Benché, proposta in questi termini, l’affermazione paia probabilmente confondere i sogni di questo docente con la realtà, v’è anche da osservare come il popolo della mezzaluna ce la stia effettivamente mettendo tutta, perché ciò si realizzi. Approfittando a piene mani della silenziosa ignavia dell’Occidente, che dovrebbe essere cristiano… Ad esempio, lo scorso 24 agosto, per commemorare la battaglia di Manzicerta del 1071, quando le forze del sultano Alp Arslān travolsero l’esercito bizantino dell’imperatore Romano IV Diogene, il ministero delle Comunicazioni turco ha postato online un video dal titolo «La marcia della Mela rossa», per presentare il proprio esercito nazionale quale odierno erede di quello degli imperi ottomano e selgiuchide, entrambi ovviamente musulmani, alternando immagini di forze speciali, carri armati, aerei da combattimento, elicotteri, razzi e navi da guerra con quelle in costumi militari d’epoca tipici delle due compagini medioevali. Persino al presidente turco Recep Tayyip Erdogan, che passa in rassegna una fila di militari, vengono affiancati tre attori, uno travestito da sultano, l’altro nei panni di Osman I, il fondatore dell’impero ottomano, ed infine un bambino-soldato, mentre entrano in preghiera nella basilica di Santa Sofia (guarda caso!), recentemente trasformata in moschea proprio da Erdogan, mostrato qui mentre recita i primi versetti della sura XLVIII al-Fath ovvero «La vittoria eclatante». La stessa, in cui, tra l’altro, si dice di «ipocriti ed ipocrite» e di chi abbia «cattiva opinione di Allah»: «Che la sventura si abbatta su di loro! Allah è adirato contro di loro, li ha maledetti ed ha preparato per loro l’inferno: qual triste avvenire!». Chi «mancherà al giuramento, lo farà solo a suo danno». Ed ancora: «Abbiamo preparato la fiamma per i miscredenti, per coloro che non credono in Allah e nel suo inviato» e via elencando. Non mancano nel video immagini della Kaaba, della moschea al-Aqsa e della Cupola della Roccia di Gerusalemme.

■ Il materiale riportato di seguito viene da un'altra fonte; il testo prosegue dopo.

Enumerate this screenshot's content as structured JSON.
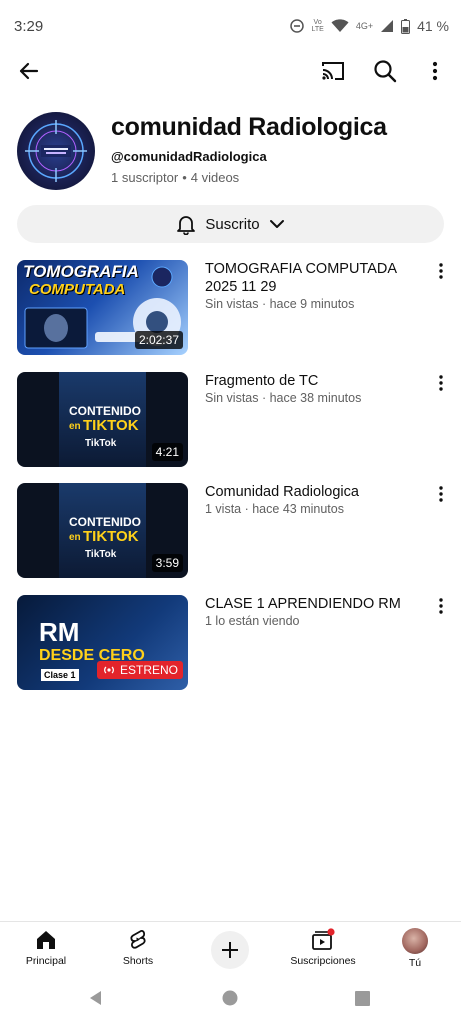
{
  "status_bar": {
    "time": "3:29",
    "network_top": "Vo",
    "network_bottom": "LTE",
    "signal_label": "4G+",
    "battery": "41 %"
  },
  "top_bar": {
    "icons": [
      "back-arrow-icon",
      "cast-icon",
      "search-icon",
      "more-vert-icon"
    ]
  },
  "channel": {
    "name": "comunidad Radiologica",
    "handle": "@comunidadRadiologica",
    "subscribers": "1 suscriptor",
    "separator": "•",
    "video_count": "4 videos",
    "subscribed_label": "Suscrito"
  },
  "videos": [
    {
      "title": "TOMOGRAFIA  COMPUTADA 2025 11 29",
      "meta": "Sin vistas · hace 9 minutos",
      "duration": "2:02:37",
      "thumb_line1": "TOMOGRAFIA",
      "thumb_line2": "COMPUTADA"
    },
    {
      "title": "Fragmento de TC",
      "meta": "Sin vistas · hace 38 minutos",
      "duration": "4:21",
      "thumb_line1": "CONTENIDO",
      "thumb_line2": "en",
      "thumb_line3": "TIKTOK",
      "thumb_brand": "TikTok"
    },
    {
      "title": "Comunidad Radiologica",
      "meta": "1 vista · hace 43 minutos",
      "duration": "3:59",
      "thumb_line1": "CONTENIDO",
      "thumb_line2": "en",
      "thumb_line3": "TIKTOK",
      "thumb_brand": "TikTok"
    },
    {
      "title": "CLASE 1 APRENDIENDO RM",
      "meta": "1 lo están viendo",
      "thumb_line1": "RM",
      "thumb_line2": "DESDE CERO",
      "thumb_tag": "Clase 1",
      "premiere_label": "ESTRENO"
    }
  ],
  "bottom_nav": {
    "home": "Principal",
    "shorts": "Shorts",
    "subscriptions": "Suscripciones",
    "you": "Tú"
  },
  "colors": {
    "accent_red": "#e3242b",
    "pill_bg": "#f1f1f1",
    "secondary_text": "#606060"
  }
}
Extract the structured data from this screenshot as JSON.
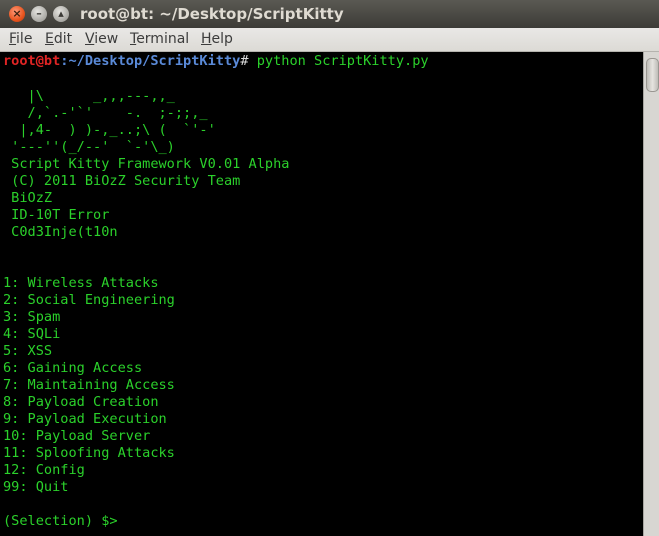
{
  "window": {
    "title": "root@bt: ~/Desktop/ScriptKitty"
  },
  "menu": {
    "file": "File",
    "edit": "Edit",
    "view": "View",
    "terminal": "Terminal",
    "help": "Help"
  },
  "icons": {
    "close": "close-icon",
    "minimize": "minimize-icon",
    "maximize": "maximize-icon"
  },
  "colors": {
    "text_green": "#2bd12b",
    "prompt_red": "#e02424",
    "prompt_blue": "#5a8ad8"
  },
  "terminal": {
    "prompt_user": "root@bt",
    "prompt_path": ":~/Desktop/ScriptKitty",
    "prompt_symbol": "#",
    "command": " python ScriptKitty.py",
    "banner": [
      "   |\\      _,,,---,,_",
      "   /,`.-'`'    -.  ;-;;,_",
      "  |,4-  ) )-,_..;\\ (  `'-'",
      " '---''(_/--'  `-'\\_)",
      " Script Kitty Framework V0.01 Alpha",
      " (C) 2011 BiOzZ Security Team",
      " BiOzZ",
      " ID-10T Error",
      " C0d3Inje(t10n"
    ],
    "menu_options": [
      "1: Wireless Attacks",
      "2: Social Engineering",
      "3: Spam",
      "4: SQLi",
      "5: XSS",
      "6: Gaining Access",
      "7: Maintaining Access",
      "8: Payload Creation",
      "9: Payload Execution",
      "10: Payload Server",
      "11: Sploofing Attacks",
      "12: Config",
      "99: Quit"
    ],
    "input_prompt": "(Selection) $>"
  }
}
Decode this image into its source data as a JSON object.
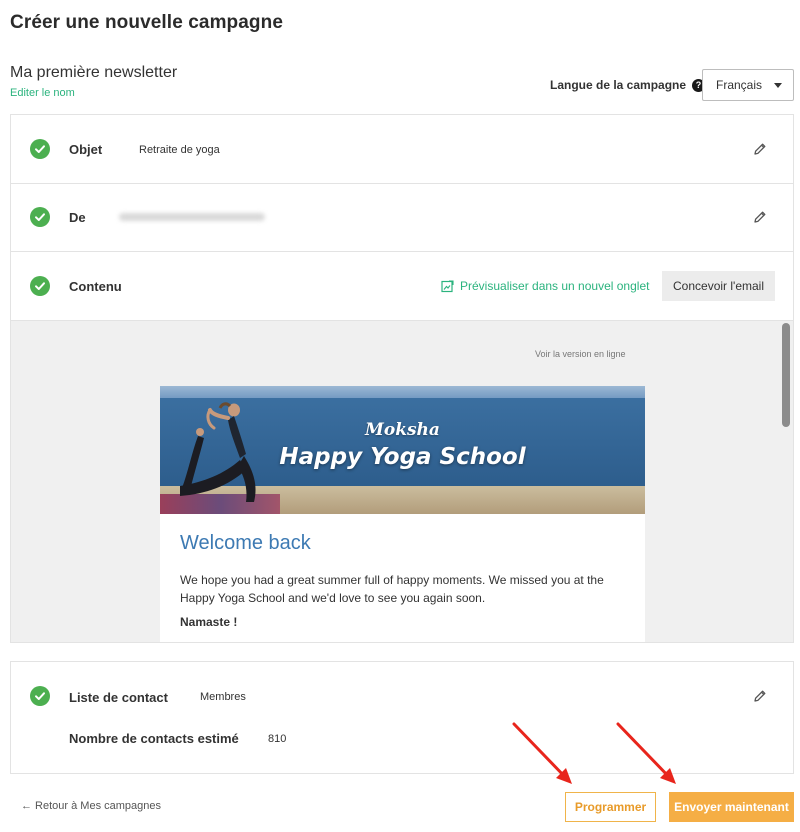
{
  "page": {
    "title": "Créer une nouvelle campagne"
  },
  "campaign": {
    "name": "Ma première newsletter",
    "edit_label": "Editer le nom"
  },
  "language": {
    "label": "Langue de la campagne",
    "help_symbol": "?",
    "selected": "Français"
  },
  "steps": {
    "subject": {
      "label": "Objet",
      "value": "Retraite de yoga"
    },
    "sender": {
      "label": "De"
    },
    "content": {
      "label": "Contenu",
      "preview_link": "Prévisualiser dans un nouvel onglet",
      "design_button": "Concevoir l'email"
    }
  },
  "email_preview": {
    "view_online": "Voir la version en ligne",
    "brand_sub": "Moksha",
    "brand_main": "Happy Yoga School",
    "heading": "Welcome back",
    "message": "We hope you had a great summer full of happy moments. We missed you at the Happy Yoga School and we'd love to see you again soon.",
    "sign_off": "Namaste !"
  },
  "contacts": {
    "label": "Liste de contact",
    "value": "Membres",
    "estimate_label": "Nombre de contacts estimé",
    "estimate_value": "810"
  },
  "footer": {
    "back_label": "← Retour à Mes campagnes",
    "schedule_label": "Programmer",
    "send_label": "Envoyer maintenant"
  },
  "colors": {
    "accent_green": "#2bb37e",
    "check_green": "#4caf50",
    "primary_orange": "#f5ae45",
    "heading_blue": "#3d7ab3",
    "annotation_red": "#e8251c"
  }
}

Propaganda? Certo, propaganda! E già nel titolo: la «Mela rossa» fa riferimento, infatti, alla mitologia turca ed è un concetto che si riferisce ora alla dominazione del mondo, ora ad un obiettivo militare progressivo. In questo caso, però – come ha spiegato su Twitter il ministro delle comunicazioni turco, Fahrettin Altun –, identifica «una grande e potente Turchia». Da qui ha inizio un crescendo incontenibile: «Che l’appello “Allah akbar” – ha dichiarato – si elevi sino al nono cielo. Lo scudo è la vita militare del turco, l’onore e la dignità della nostra terra eroica. Che l’appello “Allah akbar” si elevi sino al nono cielo. Allah! Allah! Non torneremo indietro! Colpite affinché il tiranno gema» e così via. Toni sconcertanti, ma utili per render chiaro quale sia l’obiettivo reale della Turchia a chi ancora non lo avesse capito.

Obiettivo, che Erdogan cerca di conseguire in tutti i modi. Come dimostra in Libia, dove, assieme al Qatar, eterodirige a Tripoli il governo Serraj non eletto di Fratelli musulmani nella guerra civile contro le forze di Tobruk, eterodirette da Russia, Francia, Egitto e Emirati Arabi.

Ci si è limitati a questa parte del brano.